Der Europarat erklärt in seiner Resolution, dass er es "bedauert, dass immer mehr politische Parteien in Europa Angst vor dem Islam schüren, indem sie eine grob vereinfachende Sichtweise und negative Klischees über die europäischen Muslime verbreiten und den Islam mit Extremismus gleichsetzen. Anstiftung zu Intoleranz und sogar Hass auf Muslime dürfen nicht geduldet werden."

Die Resolution verweist unmissverständlich auf Burka Verbote, wie sie vom französischen Präsidenten Nicolas Sarkozy forciert werden: "Artikel 9 der Europäischen Konvention der Menschenrechte gibt jedem Einzelnen das Recht, religiöse Bekleidung zu tragen oder nicht, im Privatbereich oder in der Öffentlichkeit... Ein breites Verbot des Tragens der Burka und des Niqab würde Frauen, die aus freien Stücken ihr Gesicht verhüllen wollen, dieses Recht verweigern."

Trotz dieser Resolution stimmten die UMP Abgeordneten in der Nationalversammlung mit überwältigender Mehrheit für das Burka Verbot und die PS Abgeordneten versäumten es, dagegen zu stimmen. Die französische Presse berichtete nur spärlich über die Abstimmung des Europarates - ein feiger Akt von Selbstzensur der Medien.

Die 335 zu 1 Abstimmung in der 577-köpfigen Nationalversammlung zeichnete sich in erster Linie durch das Fehlen der Mehrheit der "linken" Abgeordneten - das heißt von der PS und der Kommunistischen Partei (KPF) - aus, die nicht zur Abstimmung erschienen. Die UMP stellt den größten Teil der Stimmen für das Verbot, obwohl auch eine Minderheit der PS und KPF Abgeordneten dafür stimmten. Darunter war auch André Gérin von der KPF, der eine führende Rolle bei der Vorbereitung des Verbots spielte und der anti-Burka Kommission vorstand, die letztes Jahr von Sarkozy eingerichtet worden war.

Die einzige Gegenstimme kam vom UMP Abgeordneten Daniel Garrigue, einem politischen Mitarbeiter von Ex-Premierminister Dominique de Villepin, Sarkozys Hauptrivalen auf der französischen Rechten. Garrigue kommentierte: "Um extremistische Verhaltensweisen zu bekämpfen, laufen wir Gefahr in Richtung einer totalitären Gesellschaft abzugleiten".
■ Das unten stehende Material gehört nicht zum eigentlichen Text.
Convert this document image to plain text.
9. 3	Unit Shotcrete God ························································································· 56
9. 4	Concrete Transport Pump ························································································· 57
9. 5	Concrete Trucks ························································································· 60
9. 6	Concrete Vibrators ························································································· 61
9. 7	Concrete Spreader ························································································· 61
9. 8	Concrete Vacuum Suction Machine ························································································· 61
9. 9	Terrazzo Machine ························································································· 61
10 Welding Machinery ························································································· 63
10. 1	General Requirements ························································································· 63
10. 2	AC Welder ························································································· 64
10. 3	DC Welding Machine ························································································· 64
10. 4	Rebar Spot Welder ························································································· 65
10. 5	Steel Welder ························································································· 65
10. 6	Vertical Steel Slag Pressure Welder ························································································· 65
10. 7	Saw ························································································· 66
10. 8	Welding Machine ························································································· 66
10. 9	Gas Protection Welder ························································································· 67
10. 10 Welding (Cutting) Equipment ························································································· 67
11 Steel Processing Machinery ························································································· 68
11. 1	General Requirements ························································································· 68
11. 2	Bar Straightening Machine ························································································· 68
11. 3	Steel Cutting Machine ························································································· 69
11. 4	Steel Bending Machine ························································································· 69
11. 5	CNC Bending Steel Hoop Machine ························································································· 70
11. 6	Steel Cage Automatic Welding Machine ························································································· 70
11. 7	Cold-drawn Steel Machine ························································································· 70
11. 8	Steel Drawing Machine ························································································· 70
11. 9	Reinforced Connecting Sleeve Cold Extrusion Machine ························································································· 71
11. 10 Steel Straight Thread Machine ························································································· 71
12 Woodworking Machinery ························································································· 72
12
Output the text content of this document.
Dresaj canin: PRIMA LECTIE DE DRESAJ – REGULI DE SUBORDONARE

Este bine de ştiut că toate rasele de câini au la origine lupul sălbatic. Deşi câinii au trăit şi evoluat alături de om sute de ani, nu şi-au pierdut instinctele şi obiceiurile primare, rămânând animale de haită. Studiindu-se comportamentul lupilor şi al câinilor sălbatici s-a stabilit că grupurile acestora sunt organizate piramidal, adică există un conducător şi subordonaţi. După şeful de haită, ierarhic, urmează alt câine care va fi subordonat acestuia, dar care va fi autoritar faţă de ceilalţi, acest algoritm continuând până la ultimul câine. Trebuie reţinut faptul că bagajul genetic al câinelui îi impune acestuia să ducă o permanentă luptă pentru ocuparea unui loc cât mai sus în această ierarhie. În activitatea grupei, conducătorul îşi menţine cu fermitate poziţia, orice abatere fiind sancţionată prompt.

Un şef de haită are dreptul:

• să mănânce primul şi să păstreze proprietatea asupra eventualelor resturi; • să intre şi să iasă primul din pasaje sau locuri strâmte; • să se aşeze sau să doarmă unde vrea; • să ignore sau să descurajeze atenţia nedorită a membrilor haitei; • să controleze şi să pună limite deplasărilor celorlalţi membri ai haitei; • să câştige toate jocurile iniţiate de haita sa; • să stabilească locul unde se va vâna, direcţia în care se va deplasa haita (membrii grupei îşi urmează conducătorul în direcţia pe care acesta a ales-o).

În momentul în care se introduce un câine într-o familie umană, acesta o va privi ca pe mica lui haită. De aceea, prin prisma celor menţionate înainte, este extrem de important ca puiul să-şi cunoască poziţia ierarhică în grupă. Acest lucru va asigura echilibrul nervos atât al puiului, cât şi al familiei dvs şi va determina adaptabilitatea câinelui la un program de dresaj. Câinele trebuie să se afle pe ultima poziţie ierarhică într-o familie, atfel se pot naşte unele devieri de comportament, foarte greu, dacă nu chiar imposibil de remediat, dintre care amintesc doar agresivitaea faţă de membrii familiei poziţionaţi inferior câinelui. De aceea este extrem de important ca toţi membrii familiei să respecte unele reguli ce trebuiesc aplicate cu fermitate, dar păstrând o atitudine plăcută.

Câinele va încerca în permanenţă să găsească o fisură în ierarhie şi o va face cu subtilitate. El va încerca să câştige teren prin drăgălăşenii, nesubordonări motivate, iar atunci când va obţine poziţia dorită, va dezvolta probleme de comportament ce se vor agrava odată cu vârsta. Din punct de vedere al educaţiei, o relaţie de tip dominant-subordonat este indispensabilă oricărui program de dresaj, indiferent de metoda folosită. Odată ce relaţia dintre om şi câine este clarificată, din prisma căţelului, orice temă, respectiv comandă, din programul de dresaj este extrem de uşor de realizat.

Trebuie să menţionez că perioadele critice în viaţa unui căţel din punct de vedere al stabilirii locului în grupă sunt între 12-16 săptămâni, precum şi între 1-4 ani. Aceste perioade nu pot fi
Villepins Einwände sind jedoch rein parteipolitischer Natur. Er und sein politischer Mentor, Ex-Präsident Jacques Chirac, sind nicht grundsätzlich gegen anti-muslimische Politik. Während Villepin in der Regierung war, verabschiedete Chirac 2004 das Verbot von muslimischen Kopftüchern an öffentlichen Schulen. Diese Maßnahme zielte zum Teil darauf ab, rechte Stimmungen unter den Lehrern zu schüren, die gerade einen erbitterten Streik gegen Rentenkürzungen verloren hatten.

Die Tatsache, dass die einzige Nein-Stimme bei der Burka Abstimmung aus der UMP kam, zeugt von der Unterstützung der bürgerlichen "Linken" für das Verbot. Darüber täuscht auch nicht ihr zynischer Versuch hinweg, sich der politischen Verantwortung für diese Maßnahme zu entziehen.

Die PS rechtfertigt ihre Nicht-Teilnahme an der Abstimmung nicht damit, dass sie gegen ein Burka Verbot sei, sondern mit dem Hinweis auf Befürchtungen, Sarkozys Verbot könne verfassungswidrig sein. Im Vorfeld der Abstimmung schlug die PS vor, das Verbot auf staatliche Einrichtungen zu beschränken, anstatt es für die gesamte Öffentlichkeit einzuführen. Der PS-Vorschlag umfasste z.B. den öffentlichen Nahverkehr, Krankenhäuser, Schulen und öffentliche Gebäude. Das würde praktisch, wenn auch nicht formal, darauf hinauslaufen, jeder Frau das Tragen der Burka nur in der Abgeschiedenheit der eigenen Wohnung zu erlauben.

Das Burka-Verbot führte zu Protesten in der muslimischen Welt. Die Khaleej Times in den Vereinigten Arabischen Emiraten brachte am 14. Juli einen Leitartikel mit dem Titel "Die verhüllte Drohung in Europa". Er fragte: "Was ist los auf dem Kontinent, der der Welt die Magna Charta, die erste Menschenrechtscharta der Welt, und die Demokratie brachte? Es ist noch nicht lange her, da wurden Europa und das brillante EU-Experiment als Speerspitze des Fortschritts angesehen. All das scheint jetzt der Vergangenheit anzugehören".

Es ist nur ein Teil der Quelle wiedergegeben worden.